Vendors hawking scorecards, hot dogs, popcorn, cold drinks, peanuts and pizza mix with excited sounds of fans streaming through clicking turnstiles and on into their seats, as the blaring public address system announcements of line-ups tingle hearts eager to bear witness to the wisdom of trades and advancement of the new team about to start the season of hope and joy.
Yes, the waiting for “Next Season” has ended with the ump’s call to “PLAY BALL!” It just doesn’t get any better than this.
Reflections of past baseball games and seasons dance in our hearts and heads. Even those days of past struggles with both success and failures once again can recall the mixed emotions of surrounding times long gone by. Boyhood memories capture not only being taken to a major league game for the first time, the first chase of a foul ball, and the gift of the first autograph. The joys spilled beyond the diamond remain with us to this day.
Well before our first visit to the ball park were the wonders of owning our first baseball glove, which needed to be pounded by hand until a pocket was formed to retain caught balls, and the magic wand of a baseball bat that could smack the ball with a sound unlike no other to firmly proclaim success.
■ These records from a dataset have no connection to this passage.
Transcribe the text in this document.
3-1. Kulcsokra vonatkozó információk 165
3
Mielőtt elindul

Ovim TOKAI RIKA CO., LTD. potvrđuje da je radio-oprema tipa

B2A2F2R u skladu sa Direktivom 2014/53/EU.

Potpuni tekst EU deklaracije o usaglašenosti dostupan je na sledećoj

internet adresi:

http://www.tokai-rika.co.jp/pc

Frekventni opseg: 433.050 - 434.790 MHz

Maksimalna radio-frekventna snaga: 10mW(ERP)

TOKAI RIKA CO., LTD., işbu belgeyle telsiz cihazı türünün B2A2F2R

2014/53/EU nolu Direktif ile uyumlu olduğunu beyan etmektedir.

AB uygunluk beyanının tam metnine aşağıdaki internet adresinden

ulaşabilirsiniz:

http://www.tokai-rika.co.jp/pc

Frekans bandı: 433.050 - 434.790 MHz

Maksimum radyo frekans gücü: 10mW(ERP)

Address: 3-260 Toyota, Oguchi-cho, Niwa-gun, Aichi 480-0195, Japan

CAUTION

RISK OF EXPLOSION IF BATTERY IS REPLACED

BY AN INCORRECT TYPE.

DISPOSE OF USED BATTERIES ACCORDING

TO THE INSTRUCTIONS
Perhaps the best-remembered acquisition was a brand new baseball, complete with hard cover and stitches for a firm grip for throwing and even pitching.
In those first days of acquisition of the tools of the trade, they all came as one each. Only one ball with one bat and one glove. It was a hard learning process to realize that the ball would not last as long as the bat and glove; the “Rocket” baseball wasn’t as tough as regular hard-cover baseballs.
The first thing to go was the stitching, allowing the cover to be knocked off of the mysterious looking inside core of the ball. Initial attempts to keep the ball in play included taping over the loosened stitches, but when the cover ripped away for the final time, the cover was discarded and the tape was wrapped around the inner core, until that would soon unravel and get smaller with each hit.
One of the saddest moments in all of my baseball recollections was not when my favorite major league team lost a game or were eliminated from the pennant race, but on the day when I settled under a fly ball as it dropped out of the sky toward my waiting glove, but the ball had vanished and only a strand of fiber landed. The game was over. I cried.